Post Granada we drove North and East through the Sierra Nevada Mountains to Alicante. First of all, did you know there is a Sierra-Nevada Mountain range in the west coast of the US and also a Sierra-Nevada Mountain range in Andalucia, Spain? Until this trip, I am certain I thought they were one and the same. Imagine a dinner party where I am nodding my head, fully understanding the geography of someone’s camping trip… not at all.
This is why we travel – we learn so much! And the mountains were breathtaking. Alicante is an interesting city – Santa Bárbara Castle stands proudly on Mount Benacantil in the centre of town. The marina is quite large and is also home to the VOLVO OCEAN RACE headquarters and museum. We went on the only day of the week the museum is closed, so our poor planning was also our loss. But we took time to check out both the old town and the marina area. Inside the VOR Headquarters we met the charismatic (and friend of Tony’s) CEO who took us in to see the technical nerve-center (main computer room) of the whole race operation. It was like a futuristic set in Star Trek. We were impressed, needless to say.

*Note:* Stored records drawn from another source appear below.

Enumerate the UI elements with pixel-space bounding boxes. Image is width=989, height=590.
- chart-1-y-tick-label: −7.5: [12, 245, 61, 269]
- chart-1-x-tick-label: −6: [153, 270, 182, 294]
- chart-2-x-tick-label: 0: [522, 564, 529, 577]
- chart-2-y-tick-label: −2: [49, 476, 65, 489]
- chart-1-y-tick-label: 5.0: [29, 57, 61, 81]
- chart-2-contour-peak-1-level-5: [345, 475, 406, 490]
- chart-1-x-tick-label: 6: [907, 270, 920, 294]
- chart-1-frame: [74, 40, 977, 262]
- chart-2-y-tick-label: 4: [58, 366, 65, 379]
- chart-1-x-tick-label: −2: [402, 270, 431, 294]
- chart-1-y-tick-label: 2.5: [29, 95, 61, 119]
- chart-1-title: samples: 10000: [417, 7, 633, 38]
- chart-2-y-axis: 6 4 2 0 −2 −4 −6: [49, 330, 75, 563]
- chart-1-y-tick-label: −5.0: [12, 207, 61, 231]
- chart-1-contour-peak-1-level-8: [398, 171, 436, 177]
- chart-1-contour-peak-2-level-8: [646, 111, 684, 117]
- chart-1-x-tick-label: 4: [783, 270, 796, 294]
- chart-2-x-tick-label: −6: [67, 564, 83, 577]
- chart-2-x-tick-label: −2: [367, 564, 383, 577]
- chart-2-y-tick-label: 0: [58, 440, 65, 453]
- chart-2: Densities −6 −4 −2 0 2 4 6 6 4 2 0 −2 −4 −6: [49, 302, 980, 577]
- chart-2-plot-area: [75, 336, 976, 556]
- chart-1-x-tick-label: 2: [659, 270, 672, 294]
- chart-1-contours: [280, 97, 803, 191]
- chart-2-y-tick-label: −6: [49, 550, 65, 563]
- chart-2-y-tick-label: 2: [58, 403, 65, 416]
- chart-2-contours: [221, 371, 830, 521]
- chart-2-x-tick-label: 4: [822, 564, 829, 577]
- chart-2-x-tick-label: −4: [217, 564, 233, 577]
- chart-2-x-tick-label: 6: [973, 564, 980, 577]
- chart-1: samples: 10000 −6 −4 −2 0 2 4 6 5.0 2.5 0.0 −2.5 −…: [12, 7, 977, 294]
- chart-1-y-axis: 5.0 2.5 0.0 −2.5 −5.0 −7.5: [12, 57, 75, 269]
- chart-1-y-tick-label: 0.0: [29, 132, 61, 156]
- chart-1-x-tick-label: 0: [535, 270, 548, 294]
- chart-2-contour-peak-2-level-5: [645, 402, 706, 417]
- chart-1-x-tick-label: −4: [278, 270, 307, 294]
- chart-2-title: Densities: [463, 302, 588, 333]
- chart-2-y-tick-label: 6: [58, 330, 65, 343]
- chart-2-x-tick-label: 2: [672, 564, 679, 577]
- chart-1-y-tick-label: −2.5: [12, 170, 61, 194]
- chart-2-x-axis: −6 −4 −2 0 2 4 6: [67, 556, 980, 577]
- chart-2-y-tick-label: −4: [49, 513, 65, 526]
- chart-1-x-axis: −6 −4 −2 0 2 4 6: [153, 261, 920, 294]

(above) Volvo Ocean Race Headquarters and old town in Alicante. Next, we pressed on to the Spanish city we love most: Valencia.
We spent a week in Valencia seeing many friends. Tony had meetings in Genoa for 4 days, so the kids and I spent our time in the city seeing our favorite old sites. We strolled the Mercado Colon and the Serano Towers, and shopped in our favorite shops. We had school each morning in the apartment (provided by our dear friend, “aunt” Eva), and got out in the town for the afternoons. The kids studied their Spanish in a fever – wanting to use their new vocabulary at every possible chance.
Night view from our nicely located apartment balcony, above.
Mercado Colon, below.
We spent a full day each at the Príncipe Felipe Science Museum and L’Oceanogràfic, Europe’s largest aquarium. We took in an IMAX movie about turtles at the L’Hemisfèric Cinema-Planetarium… we are in awe of Spanish open-space Architect Santiago Calatrava. Calatrava was commissioned recently in NYC to design one of the 9/11 Memorial structures. We visited it in August and it was spectacular. Here is a photo of it still under construction:
You can see his style – it is unmistakable.
We had nightly dinners with friends and strolled our old neighborhood on Calle Andres Mancebo. We love this town and we love our Spanish family there. Most rewarding to our souls, was re-learning how to enjoy a five-hour lunch (divine!) and taking full advantage of the Spanish meal schedule:
- Desayuno (morning breakfast)
- Almuerzo (late morning snack + cafe)
- Comida (lunch)
- Merienda (early evening snack – usually pastries or jamon serrano)
- Cena (dinner)
With America-style mini-snacks of helado (ice creams) in between.
Our friends are like family in Valencia and seeing them causes us to lament the miles between us. We are fortunate to see them as often as we do.